WMU News

Lecture series highlights diverse American studies perspectives

Jan. 21, 2000

KALAMAZOO -- It's often said that America means different things to different people.

A chance to hear and discuss some of those different perspectives will be offered through this winter semester's American Studies Program lecture series at Western Michigan University.

The series, named "Diverse Perspectives/Diverse Approaches," is designed to explore the many facets of the American experience and to bring attention to WMU's American studies major and minor as well as American studies research.

All lectures are free and open to the public and will take place in the Lee Honors College lounge.

"We have an impressive group of speakers and a wide range of topics," says Dr. Brian Wilson, assistant professor of comparative religion at WMU and coordinator of the lecture series. "Over the next few months, we'll be addressing topics as diverse as homelessness, the impact of Native American culture on 'American' culture," and surrealist women painters of the Americas."

Wilson says the variety of lecture topics reflects the interdisciplinary nature of WMU's American Studies Program.

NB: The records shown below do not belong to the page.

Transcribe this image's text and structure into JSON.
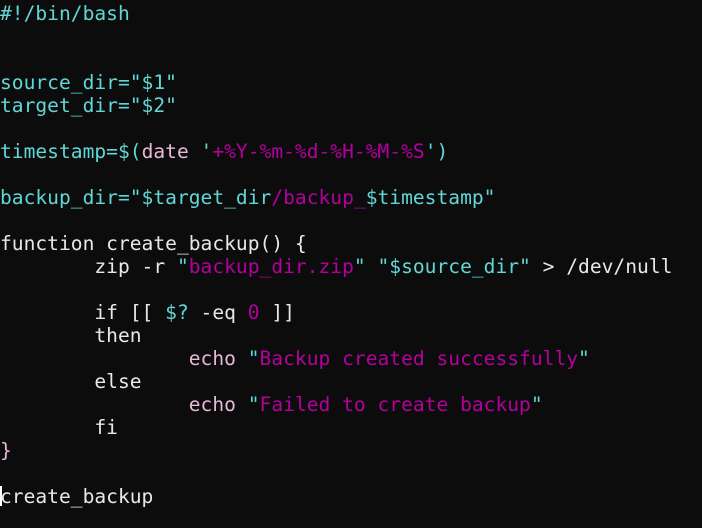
{
  "editor": {
    "lines": [
      [
        {
          "t": "#!/bin/bash",
          "c": "cyan"
        }
      ],
      [],
      [],
      [
        {
          "t": "source_dir=\"$1\"",
          "c": "cyan"
        }
      ],
      [
        {
          "t": "target_dir=\"$2\"",
          "c": "cyan"
        }
      ],
      [],
      [
        {
          "t": "timestamp=$(",
          "c": "cyan"
        },
        {
          "t": "date ",
          "c": "pink"
        },
        {
          "t": "'",
          "c": "cyan"
        },
        {
          "t": "+%Y-%m-%d-%H-%M-%S",
          "c": "magenta"
        },
        {
          "t": "')",
          "c": "cyan"
        }
      ],
      [],
      [
        {
          "t": "backup_dir=\"$target_dir",
          "c": "cyan"
        },
        {
          "t": "/backup_",
          "c": "magenta"
        },
        {
          "t": "$timestamp\"",
          "c": "cyan"
        }
      ],
      [],
      [
        {
          "t": "function create_backup() {",
          "c": "white"
        }
      ],
      [
        {
          "t": "        zip -r ",
          "c": "white"
        },
        {
          "t": "\"",
          "c": "cyan"
        },
        {
          "t": "backup_dir.zip",
          "c": "magenta"
        },
        {
          "t": "\" \"",
          "c": "cyan"
        },
        {
          "t": "$source_dir\"",
          "c": "cyan"
        },
        {
          "t": " > /dev/null",
          "c": "white"
        }
      ],
      [],
      [
        {
          "t": "        if [[ ",
          "c": "white"
        },
        {
          "t": "$?",
          "c": "cyan"
        },
        {
          "t": " -eq ",
          "c": "white"
        },
        {
          "t": "0",
          "c": "magenta"
        },
        {
          "t": " ]]",
          "c": "white"
        }
      ],
      [
        {
          "t": "        then",
          "c": "white"
        }
      ],
      [
        {
          "t": "                echo ",
          "c": "pink"
        },
        {
          "t": "\"",
          "c": "cyan"
        },
        {
          "t": "Backup created successfully",
          "c": "magenta"
        },
        {
          "t": "\"",
          "c": "cyan"
        }
      ],
      [
        {
          "t": "        else",
          "c": "white"
        }
      ],
      [
        {
          "t": "                echo ",
          "c": "pink"
        },
        {
          "t": "\"",
          "c": "cyan"
        },
        {
          "t": "Failed to create backup",
          "c": "magenta"
        },
        {
          "t": "\"",
          "c": "cyan"
        }
      ],
      [
        {
          "t": "        fi",
          "c": "white"
        }
      ],
      [
        {
          "t": "}",
          "c": "pink"
        }
      ],
      [],
      [
        {
          "t": "create_backup",
          "c": "white",
          "cursor": true
        }
      ]
    ]
  },
  "colors": {
    "background": "#0c0c0c",
    "cyan": "#61d6d6",
    "magenta": "#b4009e",
    "white": "#e8e8e8",
    "pink": "#e8b8d8"
  }
}
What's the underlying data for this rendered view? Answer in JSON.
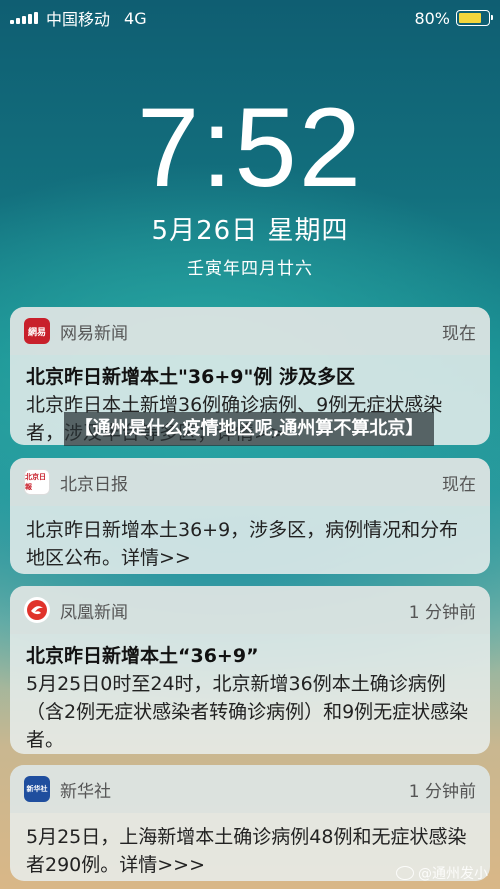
{
  "status_bar": {
    "carrier": "中国移动",
    "network": "4G",
    "battery": "80%",
    "battery_level": 0.8
  },
  "lockscreen": {
    "time": "7:52",
    "date": "5月26日 星期四",
    "lunar_date": "壬寅年四月廿六"
  },
  "notifications": [
    {
      "app": "网易新闻",
      "time": "现在",
      "title": "北京昨日新增本土\"36+9\"例 涉及多区",
      "text": "北京昨日本土新增36例确诊病例、9例无症状感染者，涉及丰台等多区；详情>>",
      "icon_text": "網易",
      "icon_color": "#c8202b"
    },
    {
      "app": "北京日报",
      "time": "现在",
      "title": "",
      "text": "北京昨日新增本土36+9，涉多区，病例情况和分布地区公布。详情>>",
      "icon_text": "北京日報",
      "icon_color": "#ffffff"
    },
    {
      "app": "凤凰新闻",
      "time": "1 分钟前",
      "title": "北京昨日新增本土“36+9”",
      "text": "5月25日0时至24时，北京新增36例本土确诊病例（含2例无症状感染者转确诊病例）和9例无症状感染者。",
      "icon_text": "",
      "icon_color": "#e0332b"
    },
    {
      "app": "新华社",
      "time": "1 分钟前",
      "title": "",
      "text": "5月25日，上海新增本土确诊病例48例和无症状感染者290例。详情>>>",
      "icon_text": "新华社",
      "icon_color": "#1f4e9e"
    }
  ],
  "overlay_title": "【通州是什么疫情地区呢,通州算不算北京】",
  "watermark": "@通州发小"
}
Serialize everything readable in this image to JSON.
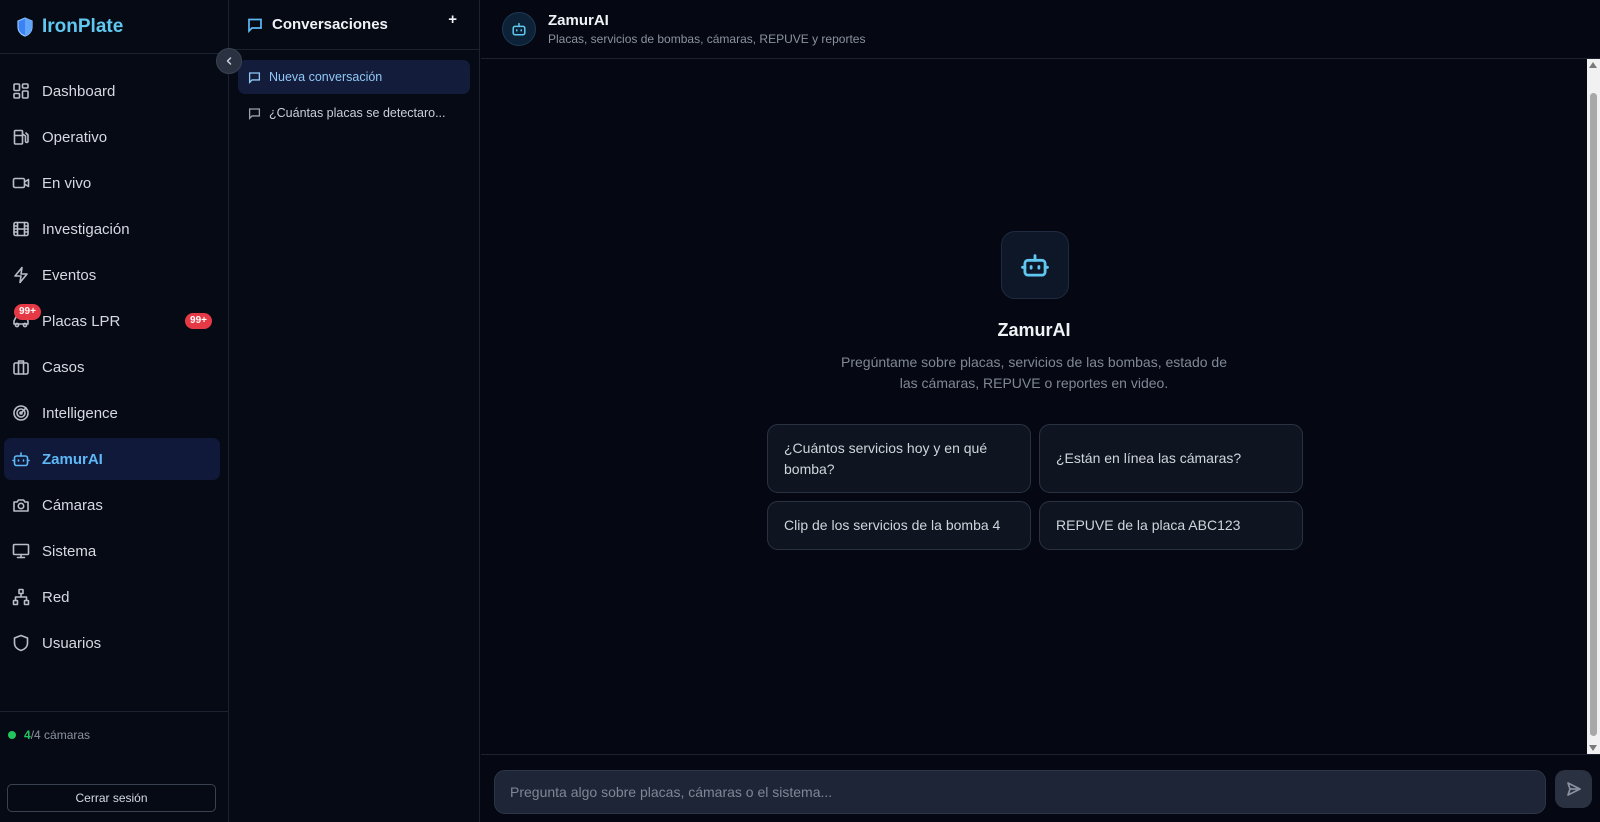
{
  "brand": {
    "name": "IronPlate"
  },
  "sidebar": {
    "items": [
      {
        "label": "Dashboard",
        "icon": "dashboard-icon"
      },
      {
        "label": "Operativo",
        "icon": "fuel-pump-icon"
      },
      {
        "label": "En vivo",
        "icon": "video-icon"
      },
      {
        "label": "Investigación",
        "icon": "film-icon"
      },
      {
        "label": "Eventos",
        "icon": "lightning-icon"
      },
      {
        "label": "Placas LPR",
        "icon": "car-icon",
        "badge": "99+"
      },
      {
        "label": "Casos",
        "icon": "briefcase-icon"
      },
      {
        "label": "Intelligence",
        "icon": "radar-icon"
      },
      {
        "label": "ZamurAI",
        "icon": "bot-icon",
        "active": true
      },
      {
        "label": "Cámaras",
        "icon": "camera-icon"
      },
      {
        "label": "Sistema",
        "icon": "monitor-icon"
      },
      {
        "label": "Red",
        "icon": "network-icon"
      },
      {
        "label": "Usuarios",
        "icon": "shield-icon"
      }
    ],
    "camera_status": {
      "online": "4",
      "total_text": "/4 cámaras"
    },
    "logout_label": "Cerrar sesión"
  },
  "conversations": {
    "title": "Conversaciones",
    "add_label": "+",
    "items": [
      {
        "label": "Nueva conversación",
        "active": true
      },
      {
        "label": "¿Cuántas placas se detectaro..."
      }
    ]
  },
  "chat": {
    "title": "ZamurAI",
    "subtitle": "Placas, servicios de bombas, cámaras, REPUVE y reportes",
    "hero_title": "ZamurAI",
    "hero_desc": "Pregúntame sobre placas, servicios de las bombas, estado de las cámaras, REPUVE o reportes en video.",
    "suggestions": [
      "¿Cuántos servicios hoy y en qué bomba?",
      "¿Están en línea las cámaras?",
      "Clip de los servicios de la bomba 4",
      "REPUVE de la placa ABC123"
    ],
    "input_placeholder": "Pregunta algo sobre placas, cámaras o el sistema..."
  },
  "colors": {
    "accent": "#5eb8f5",
    "brand": "#60c8f0",
    "badge": "#e53945",
    "online": "#22c55e",
    "bg": "#050812"
  }
}
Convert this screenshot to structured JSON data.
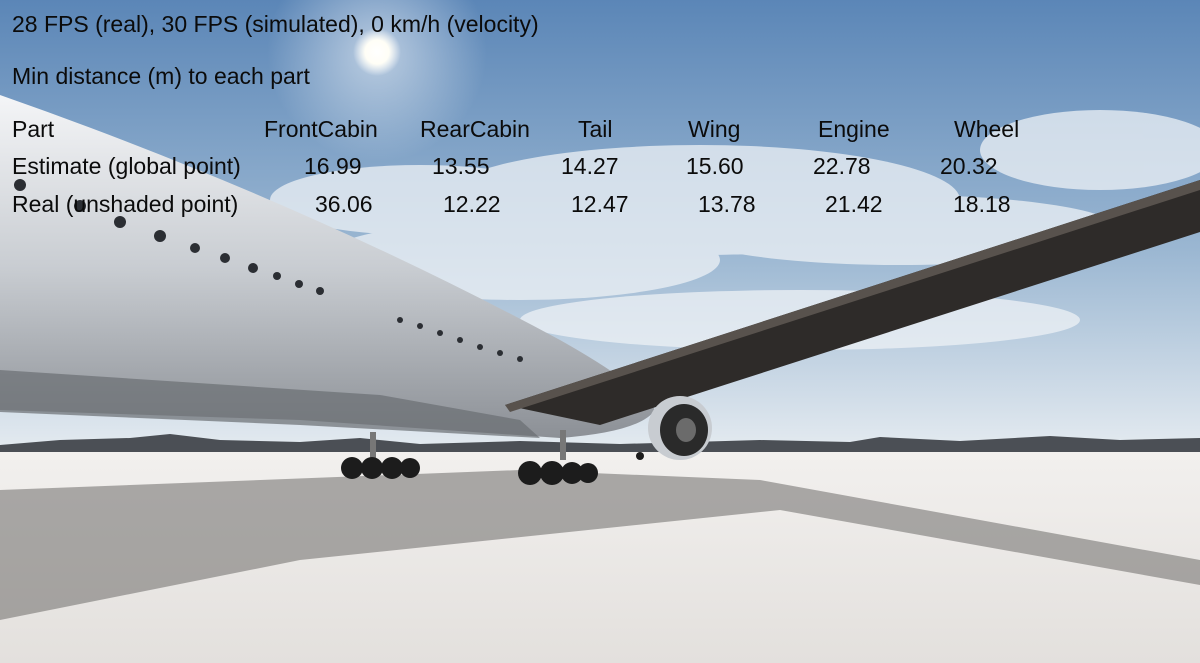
{
  "hud": {
    "status": "28 FPS (real), 30 FPS (simulated),  0 km/h (velocity)",
    "subtitle": "Min distance (m) to each part"
  },
  "table": {
    "header": [
      "Part",
      "FrontCabin",
      "RearCabin",
      "Tail",
      "Wing",
      "Engine",
      "Wheel"
    ],
    "rows": [
      [
        "Estimate (global point)",
        "16.99",
        "13.55",
        "14.27",
        "15.60",
        "22.78",
        "20.32"
      ],
      [
        "Real (unshaded point)",
        "36.06",
        "12.22",
        "12.47",
        "13.78",
        "21.42",
        "18.18"
      ]
    ]
  },
  "scene": {
    "subject": "airplane-on-salt-flat",
    "colors": {
      "sky_top": "#5d88b8",
      "sky_horizon": "#d9e2ea",
      "ground": "#e9e6e3",
      "fuselage": "#cfd3d8",
      "wing": "#2b2826"
    }
  }
}
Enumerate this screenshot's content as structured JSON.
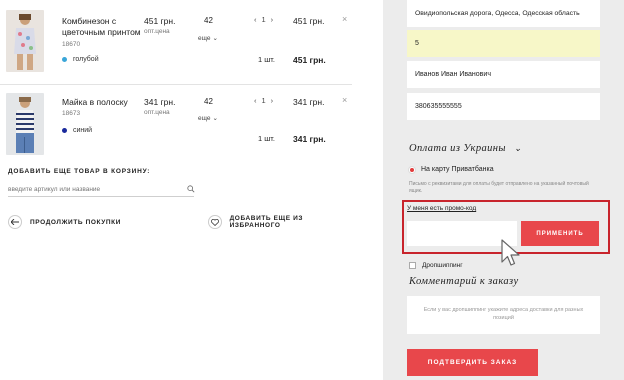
{
  "cart": {
    "items": [
      {
        "name": "Комбинезон с цветочным принтом",
        "sku": "18670",
        "color_name": "голубой",
        "color_hex": "#3aa6d8",
        "price": "451 грн.",
        "price_sub": "опт.цена",
        "size": "42",
        "size_select": "еще",
        "qty": "1",
        "qty_text": "1 шт.",
        "total": "451 грн.",
        "total_final": "451 грн."
      },
      {
        "name": "Майка в полоску",
        "sku": "18673",
        "color_name": "синий",
        "color_hex": "#1a2a9c",
        "price": "341 грн.",
        "price_sub": "опт.цена",
        "size": "42",
        "size_select": "еще",
        "qty": "1",
        "qty_text": "1 шт.",
        "total": "341 грн.",
        "total_final": "341 грн."
      }
    ],
    "qty_minus": "‹",
    "qty_plus": "›",
    "remove": "×"
  },
  "add_item": {
    "title": "ДОБАВИТЬ ЕЩЕ ТОВАР В КОРЗИНУ:",
    "placeholder": "введите артикул или название"
  },
  "nav": {
    "continue_label": "ПРОДОЛЖИТЬ ПОКУПКИ",
    "favorites_label": "ДОБАВИТЬ ЕЩЕ ИЗ ИЗБРАННОГО"
  },
  "delivery": {
    "address": "Овидиопольская дорога, Одесса, Одесская область",
    "number": "5",
    "recipient": "Иванов Иван Иванович",
    "phone": "380635555555"
  },
  "payment": {
    "title": "Оплата из Украины",
    "option_label": "На карту Приватбанка",
    "note": "Письмо с реквизитами для оплаты будет отправлено на указанный почтовый ящик."
  },
  "promo": {
    "link_label": "У меня есть промо-код",
    "input_value": "",
    "apply_label": "ПРИМЕНИТЬ"
  },
  "dropshipping": {
    "label": "Дропшиппинг"
  },
  "comment": {
    "title": "Комментарий к заказу",
    "placeholder": "Если у вас дропшиппинг укажите адреса доставки для разных позиций"
  },
  "confirm": {
    "label": "ПОДТВЕРДИТЬ ЗАКАЗ"
  },
  "colors": {
    "accent": "#e8474b",
    "highlight_border": "#c8242c",
    "panel_bg": "#ececec",
    "field_yellow": "#f7f7c8"
  }
}
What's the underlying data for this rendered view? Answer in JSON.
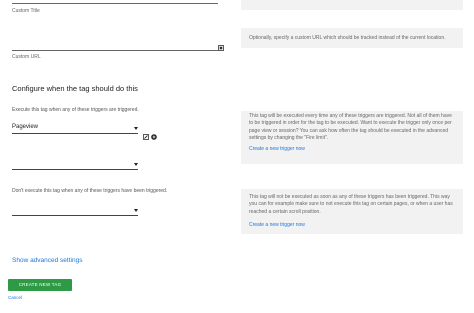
{
  "custom_title": {
    "label": "Custom Title",
    "value": ""
  },
  "custom_url": {
    "label": "Custom URL",
    "value": "",
    "help": "Optionally, specify a custom URL which should be tracked instead of the current location."
  },
  "section": {
    "heading": "Configure when the tag should do this"
  },
  "fire_triggers": {
    "label": "Execute this tag when any of these triggers are triggered.",
    "selects": [
      {
        "value": "Pageview"
      },
      {
        "value": ""
      }
    ],
    "help": "This tag will be executed every time any of these triggers are triggered. Not all of them have to be triggered in order for the tag to be executed. Want to execute the trigger only once per page view or session? You can ask how often the tag should be executed in the advanced settings by changing the \"Fire limit\".",
    "create_link": "Create a new trigger now"
  },
  "block_triggers": {
    "label": "Don't execute this tag when any of these triggers have been triggered.",
    "selects": [
      {
        "value": ""
      }
    ],
    "help": "This tag will not be executed as soon as any of these triggers has been triggered. This way you can for example make sure to not execute this tag on certain pages, or when a user has reached a certain scroll position.",
    "create_link": "Create a new trigger now"
  },
  "advanced": {
    "label": "Show advanced settings"
  },
  "actions": {
    "create_label": "CREATE NEW TAG",
    "cancel_label": "Cancel"
  }
}
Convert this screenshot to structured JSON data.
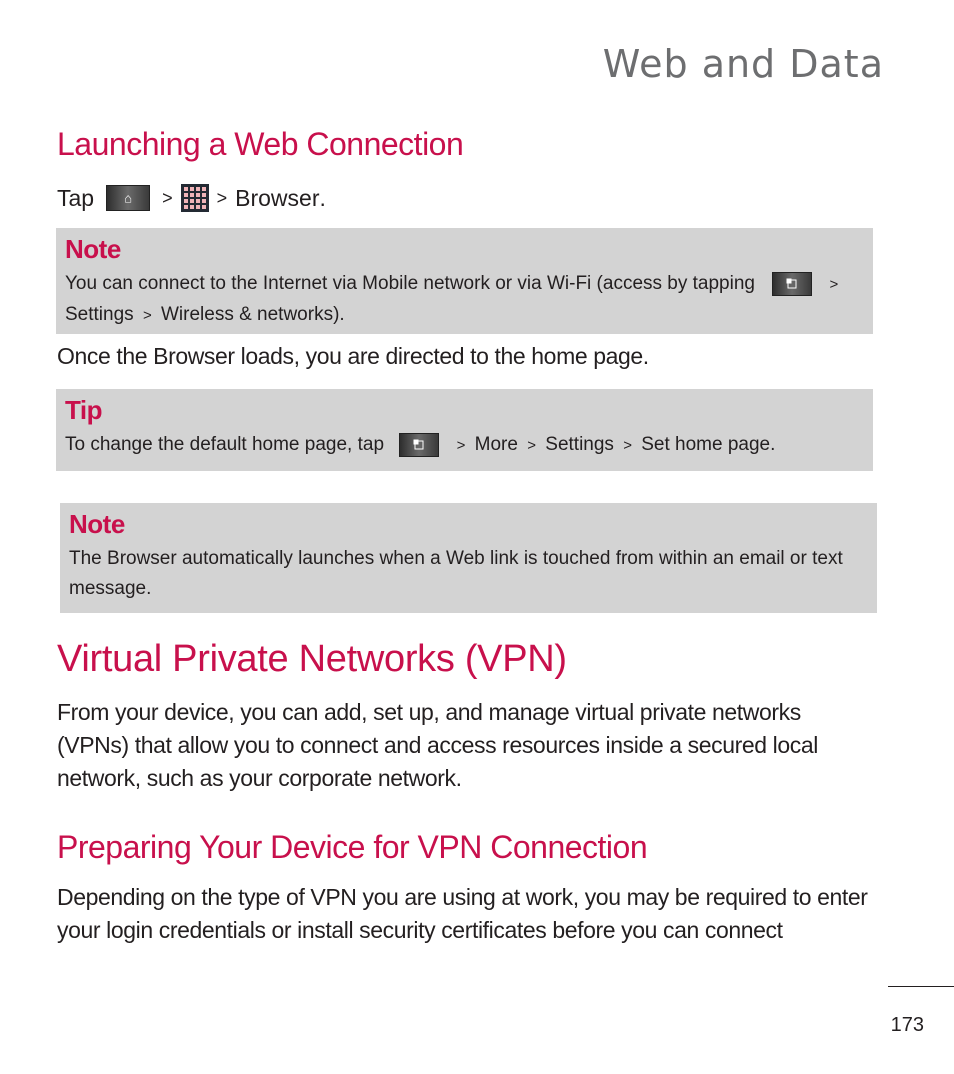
{
  "chapter_title": "Web and Data",
  "section_launching": {
    "heading": "Launching a Web Connection",
    "tap_instruction": {
      "tap_label": "Tap",
      "icons": [
        "home-key-icon",
        "applications-grid-icon"
      ],
      "separator": ">",
      "destination": "Browser",
      "period": "."
    },
    "note1": {
      "label": "Note",
      "text_before": "You can connect to the Internet via Mobile network or via Wi-Fi (access by tapping",
      "icon": "menu-key-icon",
      "separator": ">",
      "path": [
        "Settings",
        "Wireless & networks"
      ],
      "text_after": ")."
    },
    "paragraph": "Once the Browser loads, you are directed to the home page.",
    "tip": {
      "label": "Tip",
      "text_before": "To change the default home page, tap",
      "icon": "menu-key-icon",
      "separator": ">",
      "path": [
        "More",
        "Settings",
        "Set home page"
      ],
      "text_after": "."
    },
    "note2": {
      "label": "Note",
      "text": "The Browser automatically launches when a Web link is touched from within an email or text message."
    }
  },
  "section_vpn": {
    "heading": "Virtual Private Networks (VPN)",
    "paragraph": "From your device, you can add, set up, and manage virtual private networks (VPNs) that allow you to connect and access resources inside a secured local network, such as your corporate network."
  },
  "section_preparing": {
    "heading": "Preparing Your Device for VPN Connection",
    "paragraph": "Depending on the type of VPN you are using at work, you may be required to enter your login credentials or install security certificates before you can connect"
  },
  "page_number": "173",
  "colors": {
    "accent": "#c8104c",
    "callout_background": "#d3d3d3",
    "chapter_title": "#6d6e70",
    "body_text": "#231f20"
  }
}
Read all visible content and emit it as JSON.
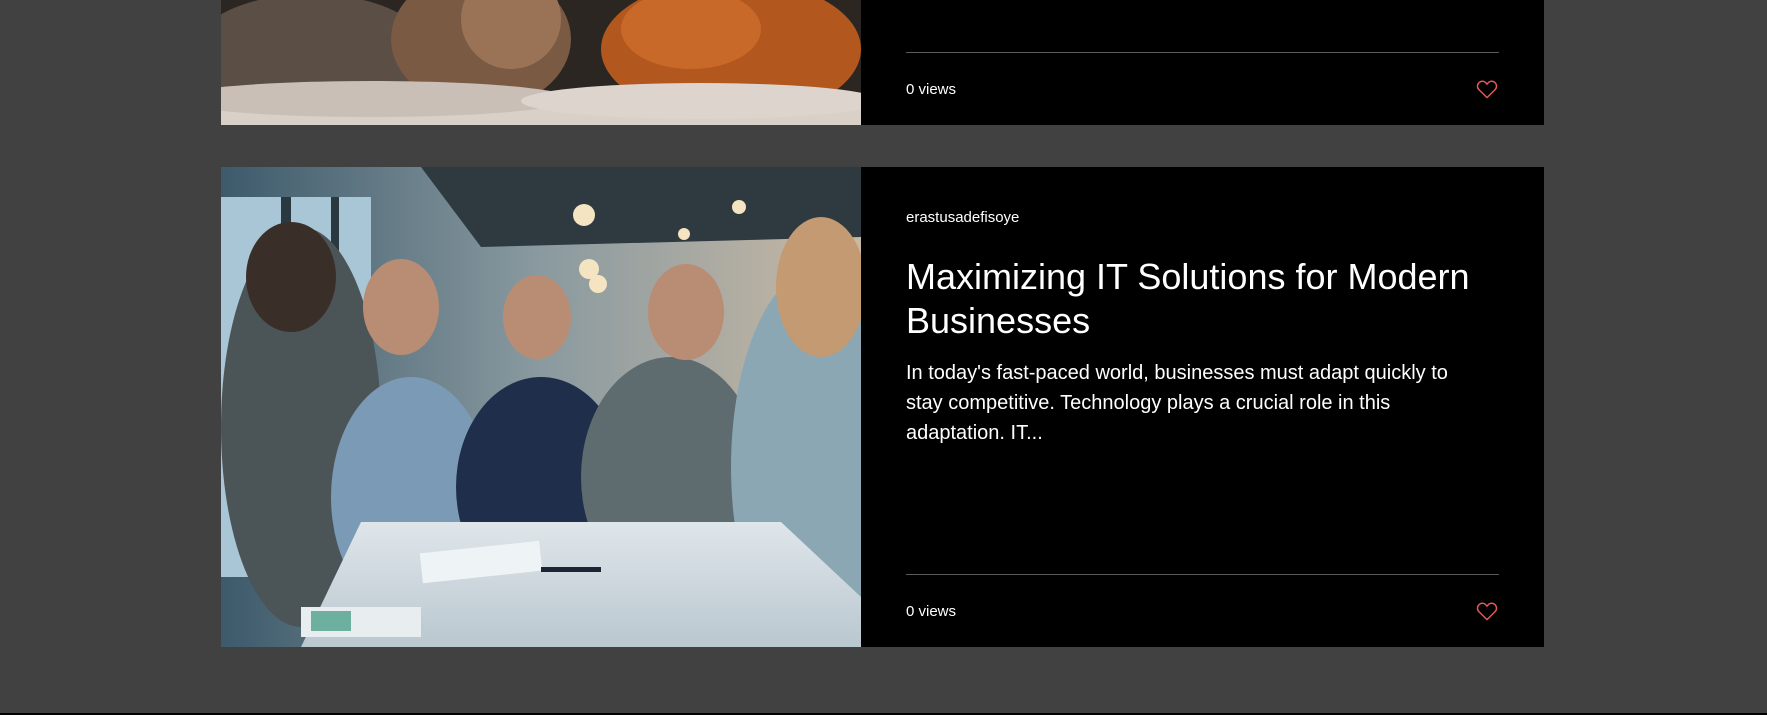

In addition, he adds, it exposes University faculty and students to the diverse scholarship being done today in the American studies field.

The series kicked off Jan. 19 with a panel discussion called "Bigger Thomas and African-American Male Identity." The event was part of the University's week-long celebration of the life of Martin Luther King Jr.

The program began with WMU theatre students performing a scene from the University's production of "Native Son," which is based on the Richard Wright novel of the same name. The cast features Page Kennedy and Christopher Webb and currently is on tour, competing regionally for a chance to perform at the American College Theatre Festival in Washington, D.C.

Next up in the series is "American Art and Culture, circa 1900." This program will be presented 10 to 11:30 a.m. Wednesday, Jan. 26, by Dr. John Wilmerding, professor of American art at Princeton University.

Wilmerding is Princeton's Christopher Binyon Sarofim 1986 Professor in American Art and Visiting Curator in the Department of American Art at the Metropolitan Museum of Art in New York City. He also will lecture on "American Art and Culture, ca 1900" at 7:30 p.m. Tuesday, Jan. 25, at the Kalamazoo Institute of Art.

Other topics and speakers slated and the dates of these presentations are:

"Homelessness within Prosperity: Popular Imaginings, Everyday Practices and Social Policy in Massachusetts," which investigates how regional class inequalities are manifested and produced; Dr. Vincent Lyon-Callo, WMU assistant professor of anthropology; 3:30-5 p.m., Friday, Feb. 11.

"Native American 'Contributions' to American Culture," which questions the dichotomy between "American" and Native American culture; Dr. Jose Brandao, WMU assistant professor of history; 3:30-5 p.m. Friday, Feb. 25.

"CLR James, the Research Methods of a Caribbean Pioneer in American Studies," which assesses this important historian's impact on the development of public intellectuals and American studies as a field; Dr. William Santiago-Valles, WMU assistant professor of communication and of black Americana studies and director of WMU's Institute for the Study of Race and Ethnic Relations; 3:30-5 p.m. Friday, March 10.

"Caught between Worlds: Surrealist Women Painters in the Americas," which explores the long-neglected role of women artists from the Americas; Dr. Irma Lopez, WMU assistant professor of foreign languages and literatures, and Dr. Gwen Raaberg, WMU professor of English and director of WMU's Center for Women's Studies; 3:30-5 p.m. Friday, March 24.

"American Studies and American Things," which focuses on the role of material culture and material analysis in the American studies field; Dr. Thomas J. Schlereth, professor of American studies and director of graduate studies in American studies at the University of Notre Dame; 3:30-5 p.m. Friday, March 31.

"Freedom's Bitter Taste: Frederick Douglass' Personal Narratives and the Heroic Slave," which examines the importance of Douglass' autobiographical writings in light of the changing historical contexts in which they were composed; Dr. Leonard Neufeldt, professor of American studies at Purdue University; 3:30-5 p.m. Friday, April 7.